Il est tentant de croire que la crise européenne des migrants et des réfugiés est largement derrière nous et que l’accord désespéré conclu par l’UE avec la Turquie a eu les effets escomptés. Les images montrant des dizaines de bateaux débarquant des réfugiés sur les côtes grecques ou des migrants traversant à pied les Balkans ont en effet largement disparu de nos écrans de télévision.
Certes, des bateaux continuent d’arriver en Italie, mais les chiffres globaux pour les arrivées en 2016 sont beaucoup plus bas que ceux de l’an dernier. Près de 300 000 arrivées par la mer ont en effet été enregistrées jusqu’à présent contre 1,1 million pendant tout 2015.
Or les arrivées par la mer ne sont que la pointe de l’iceberg, la partie la plus visible du problème. Un nouveau rapport publié le 16 septembre par l’Institut de développement d’outre-mer (Overseas Development Institute, ODI) fait la lumière sur les voies moins visibles qu’empruntent les demandeurs d’asile pour atteindre l’Europe. Le document révèle en outre que les milliards d’euros qui sont dépensés pour ériger des clôtures ainsi que les accords de coopération conclus avec les pays tiers ont peu d’impacts réels sur les déplacements de population.

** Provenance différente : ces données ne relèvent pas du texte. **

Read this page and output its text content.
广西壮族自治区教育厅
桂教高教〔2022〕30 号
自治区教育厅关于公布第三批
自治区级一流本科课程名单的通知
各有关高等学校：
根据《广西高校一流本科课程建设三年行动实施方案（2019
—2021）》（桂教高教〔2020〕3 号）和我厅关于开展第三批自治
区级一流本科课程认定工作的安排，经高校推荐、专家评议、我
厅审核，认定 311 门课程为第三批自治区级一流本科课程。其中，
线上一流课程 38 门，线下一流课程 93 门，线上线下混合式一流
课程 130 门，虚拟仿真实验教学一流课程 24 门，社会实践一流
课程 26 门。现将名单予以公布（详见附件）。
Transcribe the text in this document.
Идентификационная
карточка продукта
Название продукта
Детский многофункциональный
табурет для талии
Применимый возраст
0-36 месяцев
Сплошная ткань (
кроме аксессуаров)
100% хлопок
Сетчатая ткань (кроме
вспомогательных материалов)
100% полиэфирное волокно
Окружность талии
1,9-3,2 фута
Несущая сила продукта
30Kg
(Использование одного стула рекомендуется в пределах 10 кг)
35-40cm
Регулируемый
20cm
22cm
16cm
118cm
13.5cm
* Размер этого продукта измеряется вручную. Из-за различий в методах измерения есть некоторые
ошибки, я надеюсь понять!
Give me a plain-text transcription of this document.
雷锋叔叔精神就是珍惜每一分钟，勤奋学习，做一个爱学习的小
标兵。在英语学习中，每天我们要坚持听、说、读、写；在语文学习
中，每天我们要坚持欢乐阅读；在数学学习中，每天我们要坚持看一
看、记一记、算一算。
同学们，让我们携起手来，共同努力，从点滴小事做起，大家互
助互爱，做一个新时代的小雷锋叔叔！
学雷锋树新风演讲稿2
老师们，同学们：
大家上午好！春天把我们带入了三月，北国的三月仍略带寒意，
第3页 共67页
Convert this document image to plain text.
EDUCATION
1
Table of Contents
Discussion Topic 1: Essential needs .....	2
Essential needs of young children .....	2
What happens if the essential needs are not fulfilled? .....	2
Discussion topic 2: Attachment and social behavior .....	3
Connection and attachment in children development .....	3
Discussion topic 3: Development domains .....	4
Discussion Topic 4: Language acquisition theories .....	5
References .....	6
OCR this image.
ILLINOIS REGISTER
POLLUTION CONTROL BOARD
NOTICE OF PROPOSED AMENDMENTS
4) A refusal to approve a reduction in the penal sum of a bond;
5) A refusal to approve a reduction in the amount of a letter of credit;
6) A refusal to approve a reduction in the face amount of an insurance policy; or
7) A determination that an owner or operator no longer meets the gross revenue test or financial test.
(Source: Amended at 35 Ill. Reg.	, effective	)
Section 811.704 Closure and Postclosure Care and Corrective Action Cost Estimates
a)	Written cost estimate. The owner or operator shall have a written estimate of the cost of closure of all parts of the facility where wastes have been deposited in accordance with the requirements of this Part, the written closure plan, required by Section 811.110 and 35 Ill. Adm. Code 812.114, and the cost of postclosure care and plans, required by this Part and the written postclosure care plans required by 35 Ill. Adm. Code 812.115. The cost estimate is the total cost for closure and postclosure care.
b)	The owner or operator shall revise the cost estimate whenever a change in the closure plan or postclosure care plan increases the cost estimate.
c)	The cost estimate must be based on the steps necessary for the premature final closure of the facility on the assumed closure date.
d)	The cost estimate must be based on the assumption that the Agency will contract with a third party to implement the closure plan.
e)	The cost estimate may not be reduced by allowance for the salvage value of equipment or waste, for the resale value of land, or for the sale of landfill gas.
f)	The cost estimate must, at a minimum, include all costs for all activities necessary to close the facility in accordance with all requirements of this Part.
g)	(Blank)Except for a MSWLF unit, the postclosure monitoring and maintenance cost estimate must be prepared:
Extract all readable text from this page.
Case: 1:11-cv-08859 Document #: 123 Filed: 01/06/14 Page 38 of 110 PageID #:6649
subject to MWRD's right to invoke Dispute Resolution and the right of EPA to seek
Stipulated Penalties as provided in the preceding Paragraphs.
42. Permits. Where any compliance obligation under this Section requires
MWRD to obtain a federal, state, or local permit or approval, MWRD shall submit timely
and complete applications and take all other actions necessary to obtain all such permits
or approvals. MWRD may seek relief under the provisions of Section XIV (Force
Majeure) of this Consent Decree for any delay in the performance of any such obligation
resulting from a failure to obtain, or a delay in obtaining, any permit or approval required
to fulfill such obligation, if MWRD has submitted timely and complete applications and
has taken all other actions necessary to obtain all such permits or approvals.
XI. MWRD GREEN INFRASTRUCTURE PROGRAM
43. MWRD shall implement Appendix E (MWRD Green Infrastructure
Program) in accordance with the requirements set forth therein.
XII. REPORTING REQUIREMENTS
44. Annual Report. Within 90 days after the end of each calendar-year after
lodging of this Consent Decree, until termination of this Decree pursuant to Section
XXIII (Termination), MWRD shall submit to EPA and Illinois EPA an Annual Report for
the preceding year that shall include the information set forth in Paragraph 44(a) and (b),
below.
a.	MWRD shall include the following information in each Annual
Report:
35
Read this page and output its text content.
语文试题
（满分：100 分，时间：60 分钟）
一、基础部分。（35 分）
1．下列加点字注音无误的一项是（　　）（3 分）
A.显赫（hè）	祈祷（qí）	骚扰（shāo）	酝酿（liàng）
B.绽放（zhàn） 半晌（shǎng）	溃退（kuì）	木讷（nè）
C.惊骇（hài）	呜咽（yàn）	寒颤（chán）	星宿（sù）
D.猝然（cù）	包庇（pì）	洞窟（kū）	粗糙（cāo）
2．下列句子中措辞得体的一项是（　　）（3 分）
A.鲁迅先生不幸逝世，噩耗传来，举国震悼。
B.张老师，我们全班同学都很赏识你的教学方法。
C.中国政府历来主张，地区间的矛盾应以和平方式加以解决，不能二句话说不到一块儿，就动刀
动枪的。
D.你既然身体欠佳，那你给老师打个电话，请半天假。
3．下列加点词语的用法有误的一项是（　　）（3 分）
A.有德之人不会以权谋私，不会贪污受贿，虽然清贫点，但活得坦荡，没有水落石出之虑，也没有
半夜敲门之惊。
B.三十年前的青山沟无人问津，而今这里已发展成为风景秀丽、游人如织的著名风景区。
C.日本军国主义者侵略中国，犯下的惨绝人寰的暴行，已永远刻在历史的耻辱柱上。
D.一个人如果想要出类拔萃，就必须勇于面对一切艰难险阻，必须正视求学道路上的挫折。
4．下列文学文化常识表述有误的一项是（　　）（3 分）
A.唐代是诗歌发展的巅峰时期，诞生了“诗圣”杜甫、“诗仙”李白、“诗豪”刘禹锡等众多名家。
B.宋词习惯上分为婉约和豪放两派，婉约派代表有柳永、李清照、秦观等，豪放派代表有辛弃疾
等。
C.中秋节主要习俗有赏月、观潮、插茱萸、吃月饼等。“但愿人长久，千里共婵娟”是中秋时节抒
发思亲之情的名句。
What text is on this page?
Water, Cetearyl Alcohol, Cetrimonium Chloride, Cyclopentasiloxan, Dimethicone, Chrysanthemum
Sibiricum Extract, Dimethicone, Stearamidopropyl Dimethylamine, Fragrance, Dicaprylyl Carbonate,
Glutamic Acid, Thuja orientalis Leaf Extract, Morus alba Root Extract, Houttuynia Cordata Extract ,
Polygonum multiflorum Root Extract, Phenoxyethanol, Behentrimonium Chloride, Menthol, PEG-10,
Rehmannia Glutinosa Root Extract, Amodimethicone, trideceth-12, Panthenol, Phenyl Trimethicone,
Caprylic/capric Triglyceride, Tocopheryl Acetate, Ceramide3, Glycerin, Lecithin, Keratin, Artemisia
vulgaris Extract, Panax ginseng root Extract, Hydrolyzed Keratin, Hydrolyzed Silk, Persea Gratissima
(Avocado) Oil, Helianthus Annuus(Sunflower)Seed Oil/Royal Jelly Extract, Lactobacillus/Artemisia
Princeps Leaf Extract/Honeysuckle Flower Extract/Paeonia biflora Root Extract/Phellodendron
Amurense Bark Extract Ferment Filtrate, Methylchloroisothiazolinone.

Les auteurs du rapport se sont intéressés aux arrivées de migrants et de réfugiés enregistrées en Italie et en Grèce au cours des deux dernières années – ce qu’ils décrivent comme les arrivées « déclarées », c’est-à-dire celles qui sont suivies et quantifiées par des organisations comme le Haut Commissariat des Nations Unies pour les réfugiés (HCR) et l’Organisation internationale pour les migrations (OIM). Ils ont ensuite comparé ces chiffres au nombre total de demandes d’asile déposées dans l’ensemble de l’UE pendant la même période. Ils ont découvert qu’il y avait une différence énorme entre les deux chiffres, même lorsqu’ils tenaient compte des arriérés de demandes avec lesquels certains pays doivent composer.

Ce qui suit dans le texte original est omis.